I just like to pick things that are just different, challenging and that maybe people wouldn't expect me to do or that I wouldn't have done before.
Shark (2006) came at a time when I didn't really need the work at all. I didn't take it for the money. I live a very modest life. I don't want a private jet. I'm just a non-material guy.
I'm cautious of people who are too charming. Charming people can be dangerous - my alarm goes off immediately.
After I read the script for Shark (2006), I thought, Wow I haven't read a part like this in 10 years. Men in their 50s are typecast as the corporate villain. Shark (2006) gave me the opportunity to be a tainted hero - the best kind of hero to portray. It's a golden opportunity for an old samurai like myself.

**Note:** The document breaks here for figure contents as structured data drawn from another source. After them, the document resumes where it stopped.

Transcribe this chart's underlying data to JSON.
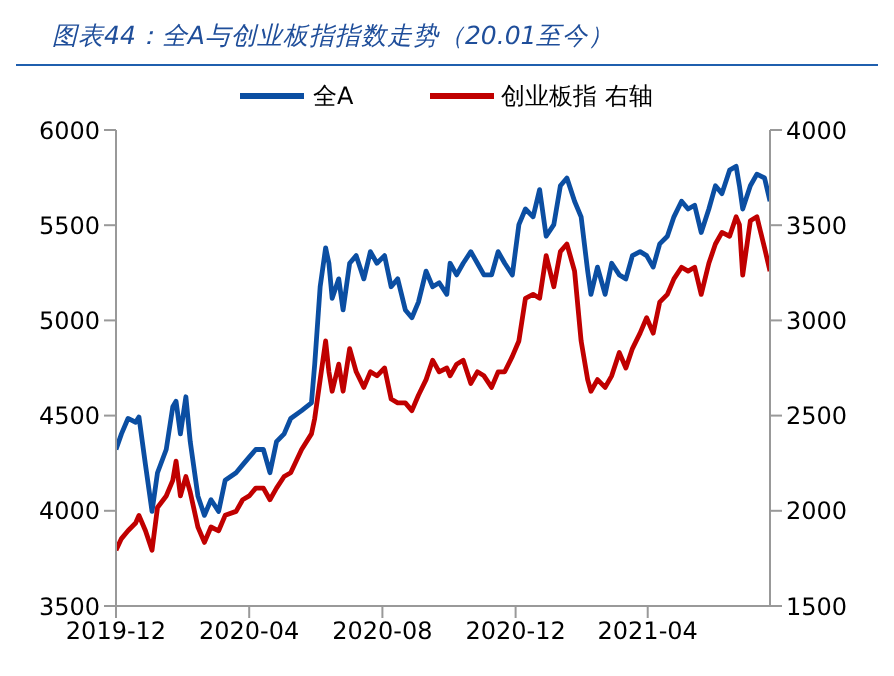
{
  "chart_data": {
    "type": "line",
    "title": "图表44：全A与创业板指指数走势（20.01至今）",
    "legend": "top",
    "line_style": "solid",
    "marker": "none",
    "x": [
      "2019-12-01",
      "2019-12-06",
      "2019-12-12",
      "2019-12-19",
      "2019-12-22",
      "2019-12-28",
      "2020-01-03",
      "2020-01-08",
      "2020-01-16",
      "2020-01-22",
      "2020-01-25",
      "2020-01-29",
      "2020-02-03",
      "2020-02-07",
      "2020-02-14",
      "2020-02-20",
      "2020-02-26",
      "2020-03-04",
      "2020-03-10",
      "2020-03-20",
      "2020-03-26",
      "2020-04-01",
      "2020-04-07",
      "2020-04-14",
      "2020-04-20",
      "2020-04-26",
      "2020-05-03",
      "2020-05-09",
      "2020-05-19",
      "2020-05-28",
      "2020-05-31",
      "2020-06-05",
      "2020-06-10",
      "2020-06-13",
      "2020-06-16",
      "2020-06-22",
      "2020-06-26",
      "2020-07-02",
      "2020-07-08",
      "2020-07-15",
      "2020-07-21",
      "2020-07-27",
      "2020-08-03",
      "2020-08-09",
      "2020-08-15",
      "2020-08-22",
      "2020-08-28",
      "2020-09-03",
      "2020-09-10",
      "2020-09-16",
      "2020-09-22",
      "2020-09-29",
      "2020-10-02",
      "2020-10-08",
      "2020-10-14",
      "2020-10-21",
      "2020-10-27",
      "2020-11-02",
      "2020-11-09",
      "2020-11-15",
      "2020-11-21",
      "2020-11-28",
      "2020-12-04",
      "2020-12-10",
      "2020-12-17",
      "2020-12-23",
      "2020-12-29",
      "2021-01-05",
      "2021-01-11",
      "2021-01-17",
      "2021-01-24",
      "2021-01-30",
      "2021-02-05",
      "2021-02-08",
      "2021-02-14",
      "2021-02-21",
      "2021-02-27",
      "2021-03-06",
      "2021-03-12",
      "2021-03-18",
      "2021-03-25",
      "2021-03-31",
      "2021-04-06",
      "2021-04-12",
      "2021-04-19",
      "2021-04-25",
      "2021-05-02",
      "2021-05-08",
      "2021-05-14",
      "2021-05-20",
      "2021-05-27",
      "2021-06-02",
      "2021-06-08",
      "2021-06-15",
      "2021-06-21",
      "2021-06-24",
      "2021-06-27",
      "2021-07-04",
      "2021-07-10",
      "2021-07-17",
      "2021-07-22"
    ],
    "xlim": [
      "2019-12-01",
      "2021-07-22"
    ],
    "xticks": [
      "2019-12",
      "2020-04",
      "2020-08",
      "2020-12",
      "2021-04"
    ],
    "ylim": [
      3500,
      6000
    ],
    "yticks": [
      3500,
      4000,
      4500,
      5000,
      5500,
      6000
    ],
    "y2lim": [
      1500,
      4000
    ],
    "y2ticks": [
      1500,
      2000,
      2500,
      3000,
      3500,
      4000
    ],
    "series": [
      {
        "name": "全A",
        "color": "#0b4ea2",
        "values": [
          4322,
          4404,
          4485,
          4465,
          4493,
          4241,
          3997,
          4200,
          4322,
          4546,
          4575,
          4404,
          4599,
          4363,
          4078,
          3976,
          4058,
          3997,
          4160,
          4200,
          4241,
          4282,
          4322,
          4322,
          4200,
          4363,
          4404,
          4485,
          4526,
          4567,
          4770,
          5177,
          5381,
          5300,
          5116,
          5218,
          5055,
          5300,
          5340,
          5218,
          5361,
          5300,
          5340,
          5177,
          5218,
          5055,
          5014,
          5096,
          5259,
          5177,
          5198,
          5137,
          5300,
          5239,
          5300,
          5361,
          5300,
          5239,
          5239,
          5361,
          5300,
          5239,
          5503,
          5585,
          5544,
          5687,
          5442,
          5503,
          5707,
          5748,
          5626,
          5544,
          5259,
          5137,
          5280,
          5137,
          5300,
          5239,
          5218,
          5340,
          5361,
          5340,
          5280,
          5402,
          5442,
          5544,
          5626,
          5585,
          5605,
          5462,
          5585,
          5707,
          5666,
          5789,
          5809,
          5707,
          5585,
          5707,
          5768,
          5748,
          5626
        ]
      },
      {
        "name": "创业板指 右轴",
        "color": "#c00000",
        "axis": "y2",
        "values": [
          1793,
          1854,
          1895,
          1936,
          1976,
          1895,
          1793,
          2017,
          2078,
          2160,
          2261,
          2078,
          2180,
          2098,
          1915,
          1834,
          1915,
          1895,
          1976,
          1997,
          2058,
          2078,
          2119,
          2119,
          2058,
          2119,
          2180,
          2200,
          2322,
          2404,
          2485,
          2689,
          2892,
          2730,
          2628,
          2770,
          2628,
          2852,
          2730,
          2648,
          2730,
          2709,
          2750,
          2587,
          2567,
          2567,
          2526,
          2607,
          2689,
          2791,
          2730,
          2750,
          2709,
          2770,
          2791,
          2669,
          2730,
          2709,
          2648,
          2730,
          2730,
          2811,
          2892,
          3116,
          3137,
          3116,
          3340,
          3177,
          3361,
          3401,
          3259,
          2892,
          2689,
          2628,
          2689,
          2648,
          2709,
          2831,
          2750,
          2852,
          2933,
          3014,
          2933,
          3096,
          3137,
          3218,
          3279,
          3259,
          3279,
          3137,
          3300,
          3401,
          3462,
          3442,
          3544,
          3503,
          3238,
          3523,
          3544,
          3381,
          3259
        ]
      }
    ]
  }
}
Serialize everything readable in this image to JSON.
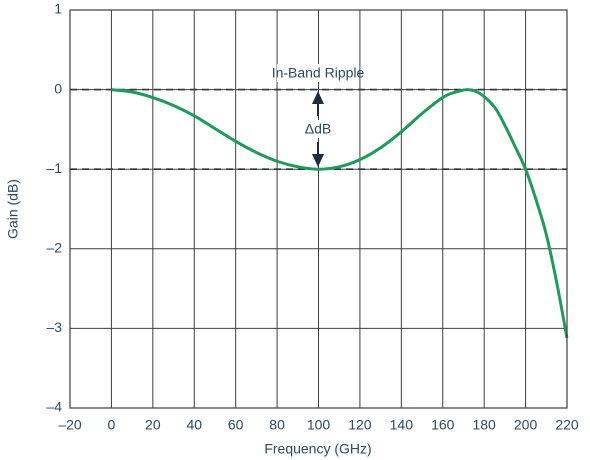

[on working on independent films] Starting with The Onion Field (1979) and Salvador (1986) and movies like that, I've been doing this for 20 years. And the lifeblood of my career has been independent film. I mean, I got one Oscar nomination for a studio film, Ghosts of Mississippi (1996), but, you know, its heart was in the right place. It was dealing with a socially important issue.
[2005] I can honestly say that I'm in a business where I would happily have worked for free every day of my life.
So much of what Hollywood does now, I'm sorry to say... they're busy with the political agenda, socially political agenda, and that's fine. But the older white heterosexual European male is only the villain in movies. Very rarely are we anything but the villain now.
Oliver Stone was pretty much going to offer me Wall Street (1987), but I was committed to doing Cop (1988). He said, "Don't be silly, go and do Wall Street", and I told him I was going to do Cop. You know, could have been a mistake! But I have no regrets.
The '80s period was some of the greatest filmmaking ever, and a lot of those films are lost forever.
[during the making of Another Day in Paradise (1998), when co-star Vincent Kartheiser showed up on set three hours late] To sit and wait for any other actor. . . . I wouldn't wait for Robert De Niro for three hours. Then again Robert De Niro would never be three hours late. . . . You will never get me to concede that anybody has a right to keep anybody else waiting for three hours. I will never concede that. I have been a professional actor since September 5, 1968 and I have never in my life been more than 15 minutes late and then only because the driver got lost or something. I have never missed a day's work except once when I was in the hospital with double pneumonia for nine days. I personally find no excuse for that just like I find no excuse for people lying under oath.